With reference to the real implementation of blockchain applications, Bronzini discussed several cases where the blockchain infrastructure exhibited its vulnerabilities at different levels, showing multiple points of failure.
Calculation overflows, bugs in the interpreter software, used to rule the transactions or in the consensus protocol used for the validation of the blocks have been identified as the major causes of chain disasters.
The blockchain maintainers had to conceive practical solutions to overcome these issues, but for some of them, the aftermath is still going on in the guise of forking chains.
Moreover, many questions on blockchain management and capabilities are still left unanswered and the research for optimal solutions is still open.
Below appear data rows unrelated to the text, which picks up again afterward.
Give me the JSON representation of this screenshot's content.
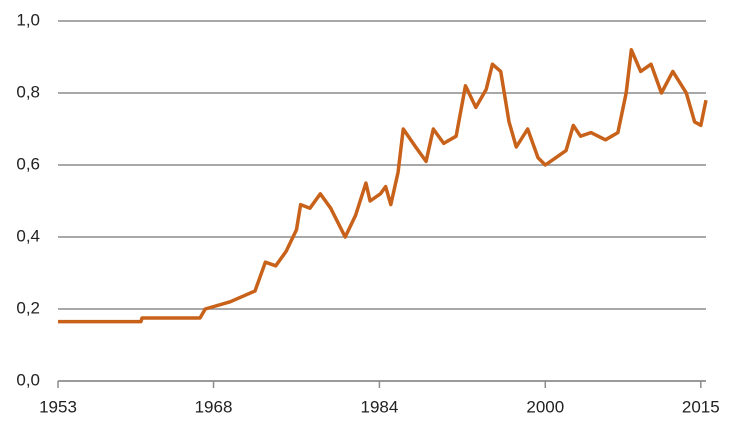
{
  "chart_data": {
    "type": "line",
    "x": [
      1953,
      1961,
      1961.1,
      1966.7,
      1967.2,
      1969.6,
      1972,
      1973,
      1974,
      1975,
      1976,
      1976.4,
      1977.3,
      1978.3,
      1979.3,
      1980.7,
      1981.7,
      1982.7,
      1983.1,
      1984.1,
      1984.6,
      1985.1,
      1985.8,
      1986.3,
      1987.5,
      1988.5,
      1989.2,
      1990.2,
      1991.4,
      1992.3,
      1993.3,
      1994.3,
      1994.9,
      1995.7,
      1996.5,
      1997.2,
      1998.3,
      1999.3,
      2000,
      2001,
      2002,
      2002.7,
      2003.4,
      2004.4,
      2005.8,
      2007,
      2007.8,
      2008.3,
      2009.2,
      2010.2,
      2011.2,
      2012.3,
      2013.6,
      2014.4,
      2015,
      2015.5
    ],
    "series": [
      {
        "color": "#c8621a",
        "values": [
          0.165,
          0.165,
          0.175,
          0.175,
          0.2,
          0.22,
          0.25,
          0.33,
          0.32,
          0.36,
          0.42,
          0.49,
          0.48,
          0.52,
          0.48,
          0.4,
          0.46,
          0.55,
          0.5,
          0.52,
          0.54,
          0.49,
          0.58,
          0.7,
          0.65,
          0.61,
          0.7,
          0.66,
          0.68,
          0.82,
          0.76,
          0.81,
          0.88,
          0.86,
          0.72,
          0.65,
          0.7,
          0.62,
          0.6,
          0.62,
          0.64,
          0.71,
          0.68,
          0.69,
          0.67,
          0.69,
          0.8,
          0.92,
          0.86,
          0.88,
          0.8,
          0.86,
          0.8,
          0.72,
          0.71,
          0.78
        ]
      }
    ],
    "xlim": [
      1953,
      2015.5
    ],
    "xticks": [
      1953,
      1968,
      1984,
      2000,
      2015
    ],
    "ylim": [
      0,
      1
    ],
    "yticks": [
      {
        "value": 0,
        "label": "0,0"
      },
      {
        "value": 0.2,
        "label": "0,2"
      },
      {
        "value": 0.4,
        "label": "0,4"
      },
      {
        "value": 0.6,
        "label": "0,6"
      },
      {
        "value": 0.8,
        "label": "0,8"
      },
      {
        "value": 1,
        "label": "1,0"
      }
    ],
    "grid": true
  }
}
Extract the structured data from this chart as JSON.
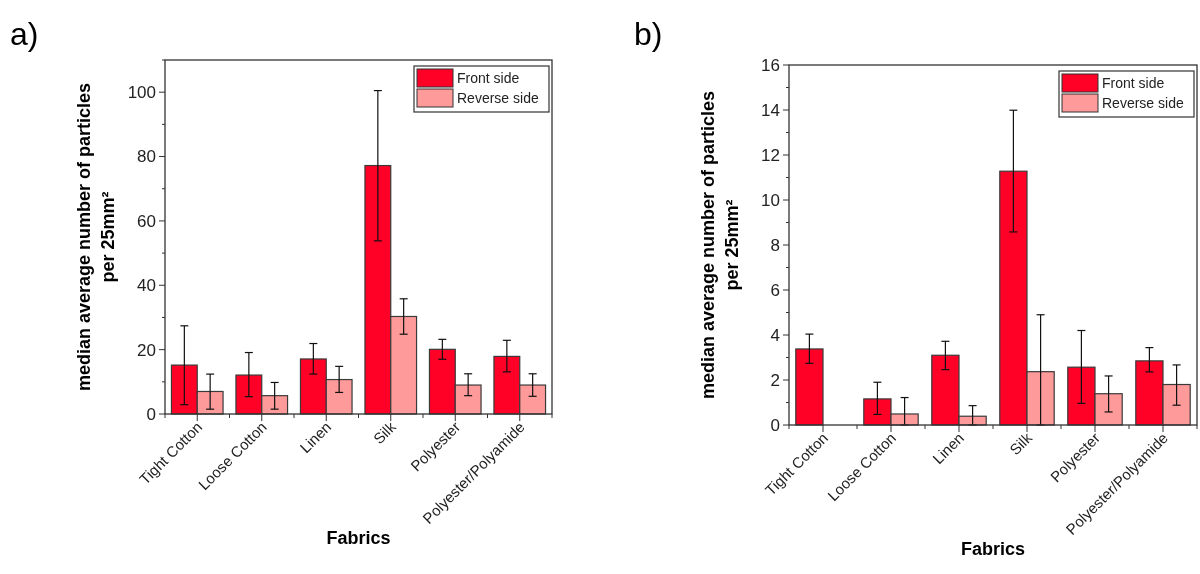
{
  "chart_data": [
    {
      "type": "bar",
      "annotations": [
        "a)"
      ],
      "xlabel": "Fabrics",
      "ylabel": "median average number of particles per 25mm²",
      "categories": [
        "Tight Cotton",
        "Loose Cotton",
        "Linen",
        "Silk",
        "Polyester",
        "Polyester/Polyamide"
      ],
      "ylim": [
        0,
        110
      ],
      "yticks": [
        0,
        {
          "value": 10,
          "label": null
        },
        20,
        {
          "value": 30,
          "label": null
        },
        40,
        {
          "value": 50,
          "label": null
        },
        60,
        {
          "value": 70,
          "label": null
        },
        80,
        {
          "value": 90,
          "label": null
        },
        100,
        {
          "value": 110,
          "label": null
        }
      ],
      "legend": "top right",
      "grid": false,
      "series": [
        {
          "name": "Front side",
          "color": "#ff0027",
          "values": [
            15.2,
            12.1,
            17.1,
            77.2,
            20.1,
            17.9
          ],
          "errors": [
            [
              2.9,
              27.4
            ],
            [
              5.4,
              19.1
            ],
            [
              12.4,
              21.9
            ],
            [
              53.8,
              100.5
            ],
            [
              17.0,
              23.2
            ],
            [
              13.1,
              22.9
            ]
          ]
        },
        {
          "name": "Reverse side",
          "color": "#fe9a9a",
          "values": [
            7.0,
            5.7,
            10.7,
            30.3,
            9.0,
            9.0
          ],
          "errors": [
            [
              1.5,
              12.4
            ],
            [
              1.5,
              9.8
            ],
            [
              6.7,
              14.8
            ],
            [
              24.8,
              35.8
            ],
            [
              5.7,
              12.5
            ],
            [
              5.5,
              12.5
            ]
          ]
        }
      ]
    },
    {
      "type": "bar",
      "annotations": [
        "b)"
      ],
      "xlabel": "Fabrics",
      "ylabel": "median average number of particles per 25mm²",
      "categories": [
        "Tight Cotton",
        "Loose Cotton",
        "Linen",
        "Silk",
        "Polyester",
        "Polyester/Polyamide"
      ],
      "ylim": [
        0,
        16
      ],
      "yticks": [
        0,
        {
          "value": 1,
          "label": null
        },
        2,
        {
          "value": 3,
          "label": null
        },
        4,
        {
          "value": 5,
          "label": null
        },
        6,
        {
          "value": 7,
          "label": null
        },
        8,
        {
          "value": 9,
          "label": null
        },
        10,
        {
          "value": 11,
          "label": null
        },
        12,
        {
          "value": 13,
          "label": null
        },
        14,
        {
          "value": 15,
          "label": null
        },
        16
      ],
      "legend": "top right",
      "grid": false,
      "series": [
        {
          "name": "Front side",
          "color": "#ff0027",
          "values": [
            3.38,
            1.16,
            3.1,
            11.28,
            2.57,
            2.85
          ],
          "errors": [
            [
              2.74,
              4.04
            ],
            [
              0.47,
              1.9
            ],
            [
              2.46,
              3.72
            ],
            [
              8.58,
              13.99
            ],
            [
              0.96,
              4.2
            ],
            [
              2.36,
              3.44
            ]
          ]
        },
        {
          "name": "Reverse side",
          "color": "#fe9a9a",
          "values": [
            0,
            0.49,
            0.39,
            2.37,
            1.39,
            1.8
          ],
          "errors": [
            null,
            [
              0,
              1.22
            ],
            [
              0,
              0.86
            ],
            [
              0,
              4.9
            ],
            [
              0.58,
              2.18
            ],
            [
              0.88,
              2.67
            ]
          ]
        }
      ]
    }
  ]
}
As an example, Bronzini mentioned the issues related to the Turing-completeness of the languages used to define smart contracts: how much control do we have on our expressive power?
The Rice’s theorem says: “not that much, really”, implying that we might accidentally convey into our code something that we do not really mean, leading to unpredictable results. The definition of smart contracts proved indeed to be another point of failure for blockchain applications.
As any other software, blockchain implementations can’t escape the curse of bugs and design flaws, and the attractiveness of money-related tampering opportunities exposes them to the aims of hackers, with the black or white hats on.
Therefore, the short answer is: no, of course you cannot trust a blockchain, in the same way you cannot trust any technology. Blockchain application can be considered reasonably safe, but as a matter of fact, they are not bulletproof when compared to other distributed systems.
In this particular case, aside from technical issues, the biggest vulnerability seems to be the lack of expertise and skills in this area. Whether blockchain will be a safe and enduring technology in the future or not depends largely on how many people will be actively involved as developers and maintainers, rather than simple users.